Pour en revenir à La Voix, en regardant la plupart des candidats se succéder, j’ai ressenti leur décharge libératrice. Par procuration, mais c’est mieux que rien. À force de vouloir être à leur place, stress en moins, les téléspectateurs sont inexorablement conquis, dopés, devenus de véritables junkies désireux de revivre ces sensations, dimanche après dimanche.

Ce que je peux les envier les chanteuses, et quand en plus elles savent écrire les paroles de leurs chansons, composer leur musique et s’accompagner à la guitare ou au piano, je m’incline. On dit qu’à force de suivre des cours de chant, c’est possible d’y arriver. Ben voyons donc! Ça fait vingt ans que je tente de comprendre l’expression «chanter du ventre», que c’est un peu la base, qu’il faut privilégier ça au «chant de la gorge»… À bout de souffle, je lâche prise, hantée par le rire de tout ceux qui se sont un jour moqués de ma voix de crécelle. En attendant peut-être ma réincarnation éventuelle dans le corps d’une soprano, je fais comme des milliers d’autres et je chante par procuration le dimanche soir.

Je craque pour…

L’installation Decolonial Gestures or Doing it Wrong ? Refaire le chemin, de l’artiste algonquine multidisciplinaire Nadia Myre, présentée jusqu’au 29 mai au Musée McCord.

Photo: Marilyn Aitken, Musée McCord
Photo: Marilyn Aitken, Musée McCord

En s’inspirant de magazines féminins de l’ère victorienne (1837-1901) remplis de patrons d’objets et de vêtements d’inspiration autochtone témoignant de combien les femmes de cette époque aimaient «l’exotisme» des premières nations, l’artiste a choisi de confectionner quatre des objets figurant dans ces revues.
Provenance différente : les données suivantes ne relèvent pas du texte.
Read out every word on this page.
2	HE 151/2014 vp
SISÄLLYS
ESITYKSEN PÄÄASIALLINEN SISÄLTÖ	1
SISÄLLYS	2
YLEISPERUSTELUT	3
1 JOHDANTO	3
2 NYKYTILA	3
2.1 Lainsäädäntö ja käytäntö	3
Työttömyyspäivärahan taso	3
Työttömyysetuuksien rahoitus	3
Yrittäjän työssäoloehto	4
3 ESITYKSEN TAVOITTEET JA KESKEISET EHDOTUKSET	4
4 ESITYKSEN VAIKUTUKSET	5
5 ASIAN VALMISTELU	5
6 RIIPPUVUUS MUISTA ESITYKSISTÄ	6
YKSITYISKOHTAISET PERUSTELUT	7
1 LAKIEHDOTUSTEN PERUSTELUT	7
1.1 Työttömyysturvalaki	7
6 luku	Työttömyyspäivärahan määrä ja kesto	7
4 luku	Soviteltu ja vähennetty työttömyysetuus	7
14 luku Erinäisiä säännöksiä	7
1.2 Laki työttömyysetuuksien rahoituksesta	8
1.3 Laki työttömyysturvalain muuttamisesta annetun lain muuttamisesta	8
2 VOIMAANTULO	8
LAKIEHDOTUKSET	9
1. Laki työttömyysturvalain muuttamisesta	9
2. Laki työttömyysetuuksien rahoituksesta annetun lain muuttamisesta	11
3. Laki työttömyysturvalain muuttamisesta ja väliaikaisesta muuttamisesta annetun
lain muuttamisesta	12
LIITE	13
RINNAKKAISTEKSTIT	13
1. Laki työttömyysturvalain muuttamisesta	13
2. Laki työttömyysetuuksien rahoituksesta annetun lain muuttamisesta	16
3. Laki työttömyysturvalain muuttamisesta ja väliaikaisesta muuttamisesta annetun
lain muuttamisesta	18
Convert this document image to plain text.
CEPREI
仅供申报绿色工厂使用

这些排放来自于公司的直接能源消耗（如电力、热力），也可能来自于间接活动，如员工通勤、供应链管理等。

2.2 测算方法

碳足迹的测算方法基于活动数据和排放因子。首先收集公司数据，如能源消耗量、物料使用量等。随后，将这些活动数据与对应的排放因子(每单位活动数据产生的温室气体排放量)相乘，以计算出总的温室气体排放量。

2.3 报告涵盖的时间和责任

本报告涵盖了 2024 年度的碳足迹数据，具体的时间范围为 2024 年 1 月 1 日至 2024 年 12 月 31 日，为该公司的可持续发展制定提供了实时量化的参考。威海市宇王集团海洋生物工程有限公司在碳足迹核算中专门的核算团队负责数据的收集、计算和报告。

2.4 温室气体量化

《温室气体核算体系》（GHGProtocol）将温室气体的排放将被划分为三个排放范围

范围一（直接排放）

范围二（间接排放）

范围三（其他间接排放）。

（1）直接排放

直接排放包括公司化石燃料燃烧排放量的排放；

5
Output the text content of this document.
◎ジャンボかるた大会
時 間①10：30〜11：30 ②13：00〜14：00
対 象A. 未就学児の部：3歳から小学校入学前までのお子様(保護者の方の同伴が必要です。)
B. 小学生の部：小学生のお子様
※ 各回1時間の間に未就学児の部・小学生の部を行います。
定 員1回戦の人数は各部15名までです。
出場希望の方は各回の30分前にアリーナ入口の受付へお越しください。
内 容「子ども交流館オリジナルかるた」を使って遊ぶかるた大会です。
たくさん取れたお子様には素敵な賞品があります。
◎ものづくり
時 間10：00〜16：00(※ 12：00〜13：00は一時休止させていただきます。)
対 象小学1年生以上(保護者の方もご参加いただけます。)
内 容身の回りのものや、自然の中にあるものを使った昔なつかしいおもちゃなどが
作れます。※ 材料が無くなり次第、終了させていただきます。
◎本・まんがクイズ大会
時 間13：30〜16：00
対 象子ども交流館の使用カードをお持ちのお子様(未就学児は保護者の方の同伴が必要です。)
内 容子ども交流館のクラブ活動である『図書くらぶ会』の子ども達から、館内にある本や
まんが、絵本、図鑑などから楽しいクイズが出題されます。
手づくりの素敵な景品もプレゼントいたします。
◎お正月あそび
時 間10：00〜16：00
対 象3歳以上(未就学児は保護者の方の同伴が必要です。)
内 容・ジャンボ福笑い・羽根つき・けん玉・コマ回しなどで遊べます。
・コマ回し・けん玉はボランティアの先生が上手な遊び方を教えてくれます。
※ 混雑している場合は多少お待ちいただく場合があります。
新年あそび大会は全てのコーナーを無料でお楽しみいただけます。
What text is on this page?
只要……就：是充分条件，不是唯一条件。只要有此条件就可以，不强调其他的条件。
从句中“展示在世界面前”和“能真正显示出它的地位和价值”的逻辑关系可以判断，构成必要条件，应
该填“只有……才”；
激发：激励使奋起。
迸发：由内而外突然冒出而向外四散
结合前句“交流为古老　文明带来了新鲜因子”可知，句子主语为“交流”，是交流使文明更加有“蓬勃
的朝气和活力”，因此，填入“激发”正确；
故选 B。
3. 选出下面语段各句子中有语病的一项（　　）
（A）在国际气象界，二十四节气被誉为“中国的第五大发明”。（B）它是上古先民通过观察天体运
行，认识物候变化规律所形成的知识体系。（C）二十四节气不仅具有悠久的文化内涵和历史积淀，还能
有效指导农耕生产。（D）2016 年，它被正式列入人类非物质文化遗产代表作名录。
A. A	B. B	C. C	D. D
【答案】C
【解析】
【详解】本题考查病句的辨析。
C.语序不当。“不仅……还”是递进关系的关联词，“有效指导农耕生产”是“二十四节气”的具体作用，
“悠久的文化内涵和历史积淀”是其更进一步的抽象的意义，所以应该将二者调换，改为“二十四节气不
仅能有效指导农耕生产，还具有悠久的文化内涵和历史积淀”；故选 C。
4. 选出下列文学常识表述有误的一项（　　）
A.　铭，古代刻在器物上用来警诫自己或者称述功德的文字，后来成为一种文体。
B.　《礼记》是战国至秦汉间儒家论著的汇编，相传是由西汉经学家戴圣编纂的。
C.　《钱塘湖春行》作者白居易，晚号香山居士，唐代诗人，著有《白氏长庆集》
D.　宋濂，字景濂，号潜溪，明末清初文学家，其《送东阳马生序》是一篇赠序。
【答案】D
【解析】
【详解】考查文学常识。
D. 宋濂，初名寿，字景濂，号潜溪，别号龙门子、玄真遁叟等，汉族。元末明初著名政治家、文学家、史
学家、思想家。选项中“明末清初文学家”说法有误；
Pour souligner l’importance trop souvent négligée de la tradition orale dans la transmission des connaissances, la courageuse et patiente Nadia Myre a suivi les instructions de confection seulement en écoutant des enregistrements audio dépouillés de tout indice sur leur nature. Aux côtés des ancêtres de nos magazines féminins actuels, les résultats de son travail sont impressionnants et valent à eux seuls le détour. Étonnant et triste de constater à quel point les techniques de création héritées de nos ancêtres ont été éliminées de notre héritage culturel qui s’étiole comme peau de chagrin.